Qualcomm supports three different flavors of LTE-U: One version targets mobile deployments in the US, Korea, India and other areas. The second option, with Licensed Assistance Access (LAA), targets Europe, Japan and beyond.
Both of those options require "anchoring licensed spectrum" -- meaning they operate initially in licensed spectrum and then move on to unlicensed for an additional bandwidth boost.
A third option developed by Qualcomm, MuLTEfire, requires no licensed spectrum; it's designed for indoor use and deployments by enterprises, cable companies and other service providers without ownership of expensive bandwidth licenses. (See Qualcomm Aims MuLTEfire at Unlicensed Bands.)

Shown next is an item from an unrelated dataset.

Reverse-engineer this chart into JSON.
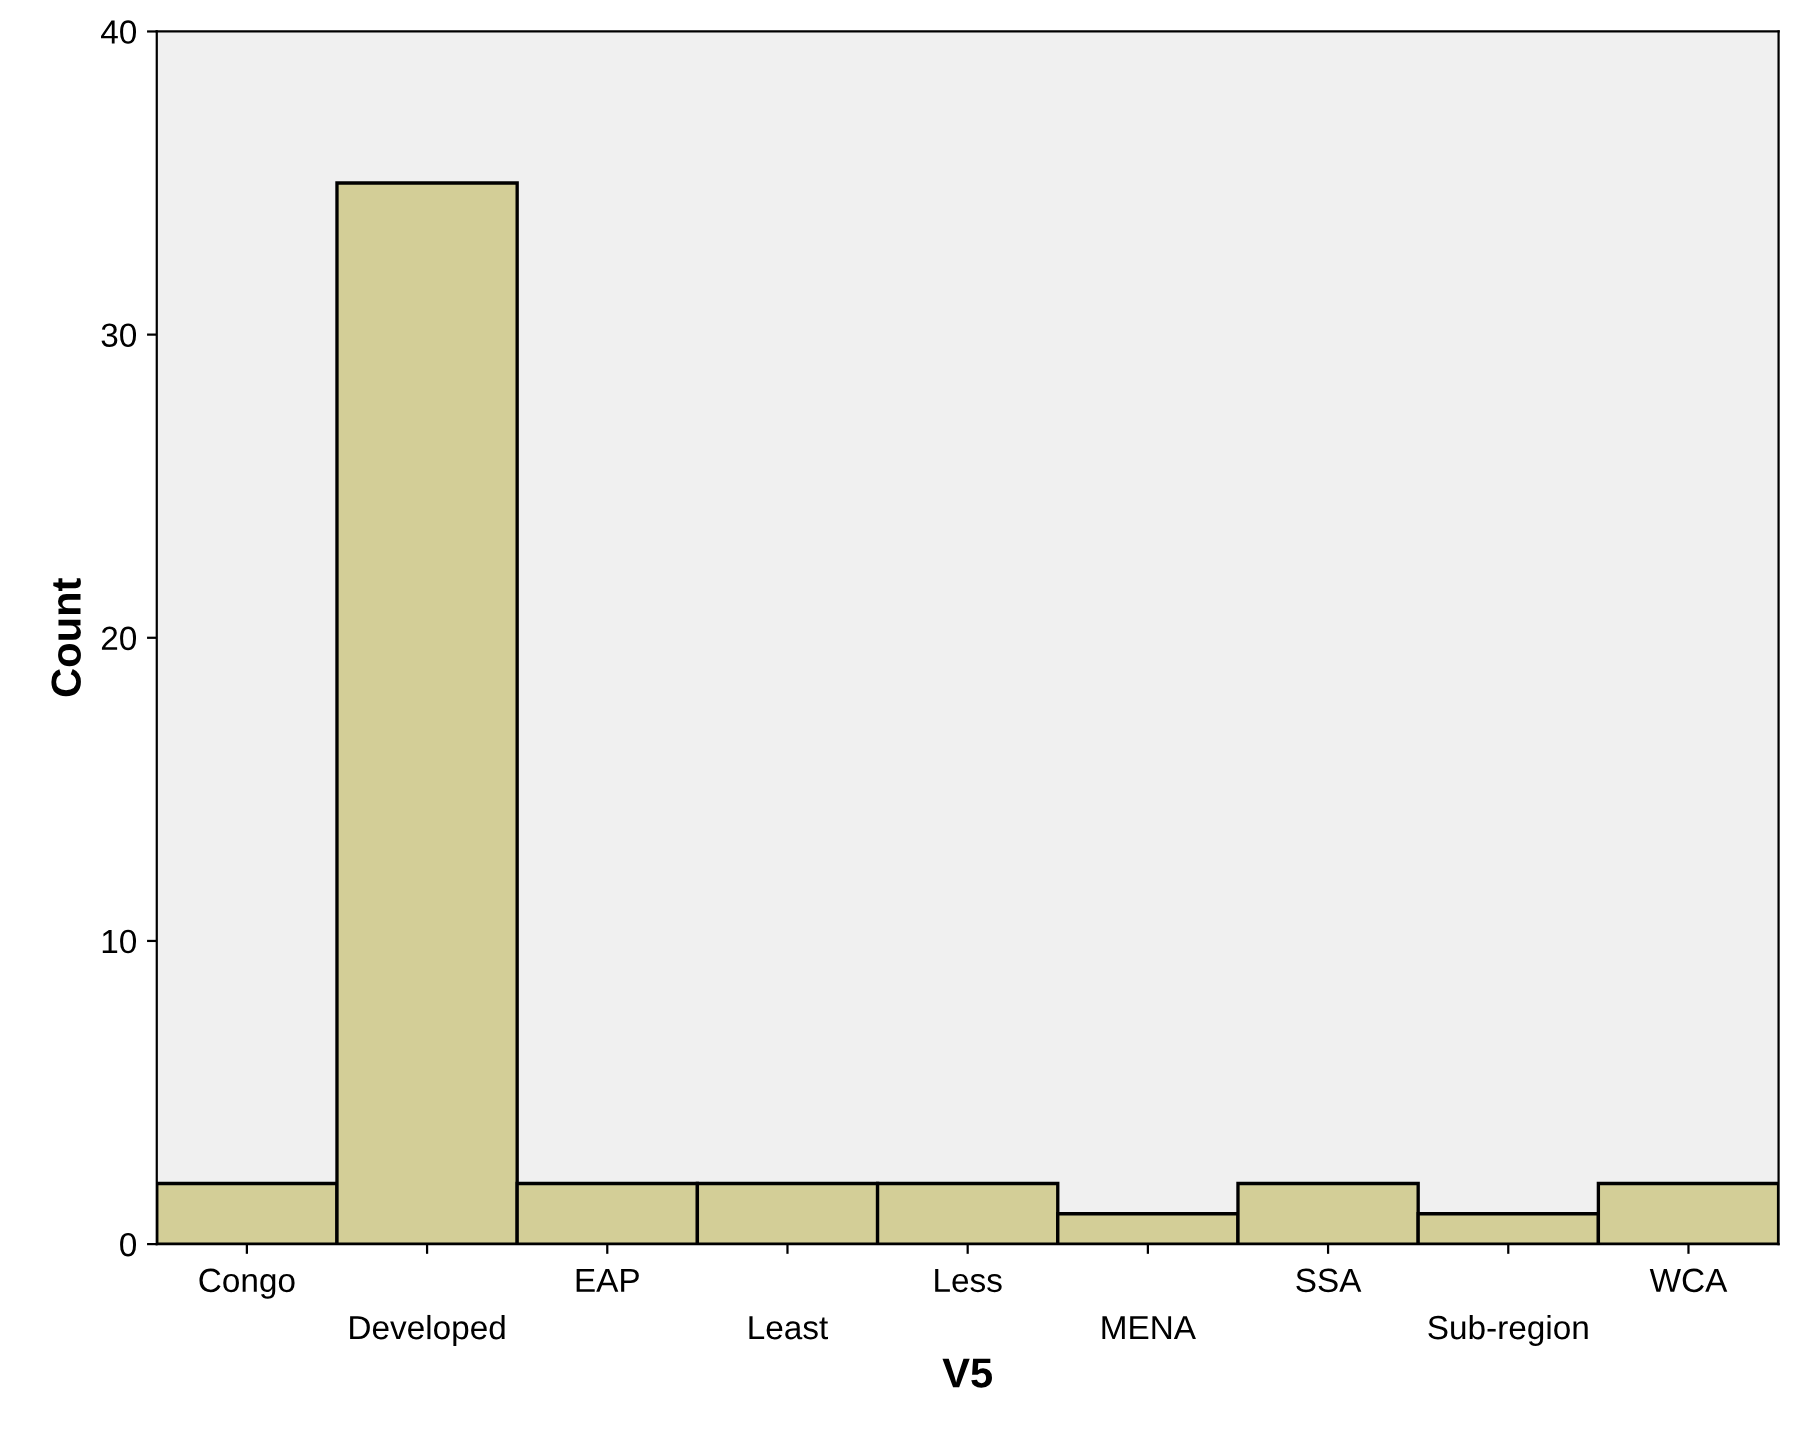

Qualcomm anticipates LTE-U, LAA, MuLTEfire and WiFi will all coexist, sharing bandwidth for a long time. Together, they'll help service providers achieve 1,000 times the bandwidth available today, to meet the demands of video and other emerging technologies, said Rasmus Hellberg, Qualcomm senior director of technical marketing.
Exceeding regulatory requirements
Qualcomm executives also argued that LTE-U provides double the capacity and range of WiFi, and common management with conventional LTE.
Engineers have worked to exceed regulatory requirements for LTE-U. "From our perspective as design engineers, the regulation is the absolute minimum. No regulation is sufficient to ensure WiFi and LTE-U coexist well together," Mingxi Fan, Qualcomm VP of engineering and corporate R&D, said.